Earlier Provision After Amendment
1.       FTS definition was broad as it included services without the “make available” condition.

2.       FTS income was taxed on the gross amount (e.g., about 10%).

3.       PE definition was narrower, where physical establishment was important to create a PE.

1.       Income Reclassification: The FTS definition has been updated to align with the India-US DTAA. Now FTS applies only when technical knowledge is “made available.”

2.       Expansion of Permanent Establishment (PE): The PE definition has been expanded, similar to the India-US DTAA. Even without a physical establishment, PE may arise if services are provided for more than 183 days.

3.       Tax Implication: Many incomes earlier classified as FTS are now treated as PE income. Tax will be applied on profit rather than on the gross amount.

4.       The change encourages more permanent economic presence in India.
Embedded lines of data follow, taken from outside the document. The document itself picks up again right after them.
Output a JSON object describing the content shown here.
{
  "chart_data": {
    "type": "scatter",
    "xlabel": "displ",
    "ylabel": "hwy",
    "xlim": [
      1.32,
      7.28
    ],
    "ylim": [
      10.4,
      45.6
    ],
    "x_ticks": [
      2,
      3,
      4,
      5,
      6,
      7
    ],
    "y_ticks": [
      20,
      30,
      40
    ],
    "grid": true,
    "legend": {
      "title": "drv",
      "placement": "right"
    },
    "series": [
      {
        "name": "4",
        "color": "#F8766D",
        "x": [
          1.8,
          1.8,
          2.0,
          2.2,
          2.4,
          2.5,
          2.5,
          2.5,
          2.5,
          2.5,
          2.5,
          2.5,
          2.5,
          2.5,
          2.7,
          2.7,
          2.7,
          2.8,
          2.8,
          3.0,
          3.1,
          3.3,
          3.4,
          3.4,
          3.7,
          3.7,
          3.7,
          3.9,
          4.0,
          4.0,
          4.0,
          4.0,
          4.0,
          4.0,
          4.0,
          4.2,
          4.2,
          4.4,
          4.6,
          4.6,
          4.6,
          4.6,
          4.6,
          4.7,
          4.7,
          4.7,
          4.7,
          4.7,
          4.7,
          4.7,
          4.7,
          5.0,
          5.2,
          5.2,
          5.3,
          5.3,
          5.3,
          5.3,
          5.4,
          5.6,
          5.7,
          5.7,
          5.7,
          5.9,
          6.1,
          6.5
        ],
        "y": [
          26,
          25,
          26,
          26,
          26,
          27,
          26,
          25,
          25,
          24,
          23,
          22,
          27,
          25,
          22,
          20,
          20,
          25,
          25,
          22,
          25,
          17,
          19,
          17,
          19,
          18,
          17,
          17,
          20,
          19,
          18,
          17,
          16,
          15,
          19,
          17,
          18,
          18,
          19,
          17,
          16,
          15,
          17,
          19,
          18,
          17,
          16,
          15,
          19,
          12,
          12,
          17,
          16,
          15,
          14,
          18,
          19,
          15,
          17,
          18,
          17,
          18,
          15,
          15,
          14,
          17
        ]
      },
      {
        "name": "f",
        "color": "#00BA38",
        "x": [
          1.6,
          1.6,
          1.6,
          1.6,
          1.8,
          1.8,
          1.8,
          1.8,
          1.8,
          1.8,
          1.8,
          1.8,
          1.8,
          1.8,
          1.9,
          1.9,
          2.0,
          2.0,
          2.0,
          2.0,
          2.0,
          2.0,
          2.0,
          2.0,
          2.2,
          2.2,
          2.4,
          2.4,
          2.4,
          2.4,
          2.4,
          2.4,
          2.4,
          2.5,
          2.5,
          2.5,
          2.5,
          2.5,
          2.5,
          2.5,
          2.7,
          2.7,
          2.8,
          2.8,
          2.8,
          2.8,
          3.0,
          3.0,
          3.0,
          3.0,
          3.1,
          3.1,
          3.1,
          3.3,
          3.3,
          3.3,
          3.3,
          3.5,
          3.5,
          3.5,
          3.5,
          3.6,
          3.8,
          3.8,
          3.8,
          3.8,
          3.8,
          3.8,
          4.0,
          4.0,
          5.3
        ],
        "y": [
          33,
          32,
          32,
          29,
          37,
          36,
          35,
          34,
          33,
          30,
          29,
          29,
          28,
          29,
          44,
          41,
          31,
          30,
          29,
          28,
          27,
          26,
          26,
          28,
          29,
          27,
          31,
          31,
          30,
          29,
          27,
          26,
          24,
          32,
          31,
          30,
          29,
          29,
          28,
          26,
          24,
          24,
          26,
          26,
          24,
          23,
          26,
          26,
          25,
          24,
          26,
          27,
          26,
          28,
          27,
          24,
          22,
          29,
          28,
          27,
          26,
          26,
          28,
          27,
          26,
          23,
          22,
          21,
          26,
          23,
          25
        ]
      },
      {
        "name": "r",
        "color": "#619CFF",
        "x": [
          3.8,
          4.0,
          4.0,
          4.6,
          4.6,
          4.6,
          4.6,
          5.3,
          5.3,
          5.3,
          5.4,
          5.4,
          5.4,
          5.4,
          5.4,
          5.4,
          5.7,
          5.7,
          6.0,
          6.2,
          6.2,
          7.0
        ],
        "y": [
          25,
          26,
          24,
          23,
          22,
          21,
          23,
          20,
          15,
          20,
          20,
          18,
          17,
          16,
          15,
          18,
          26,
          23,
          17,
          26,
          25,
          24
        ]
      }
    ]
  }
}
It may lead to more infrastructure development, greater job creation, higher technology transfer and long-term investment between India and France.

  1. BEPS and MLI:
    1. The concepts have now been explicitly incorporated into the India-France DTAA
    2. These provisions aim to prevent tax avoidance practices such as profit shifting and treaty shopping.
    3. Business arrangements between India and France should be based on genuine economic activity, not primarily for saving taxes.
  2. The amendment provides for seamless and continuous exchange of information between India and France.

Q6. What are the overall benefits of the 2026 amendment to the India-France DTAA?

  1. Increase in Source-Based Taxation: The country where the income is generated (source country) will have stronger taxing rights.
  2. Prevention of Profit Shifting: With the explicit inclusion of Base Erosion and Profit Shifting (BEPS) provisions, companies will find it difficult to shift profits to tax havens just to reduce tax liability.
  3. Reduction in Tax Uncertainty: Earlier, the Most Favoured Nation Clause (MFN) created confusion and uncertainty in tax interpretation. After its removal, greater clarity and certainty in taxation rules will emerge.
  4. Increase in Investment and Technology Transfer: Clearer taxation rules and stronger permanent establishment provisions may encourage greater investment between India and France. This may also lead to higher technology transfer and economic cooperation.
  5. Reduction in Litigation: With clearer treaty provisions and removal of MFN-related disputes, tax-related litigation between companies and governments is likely to decrease.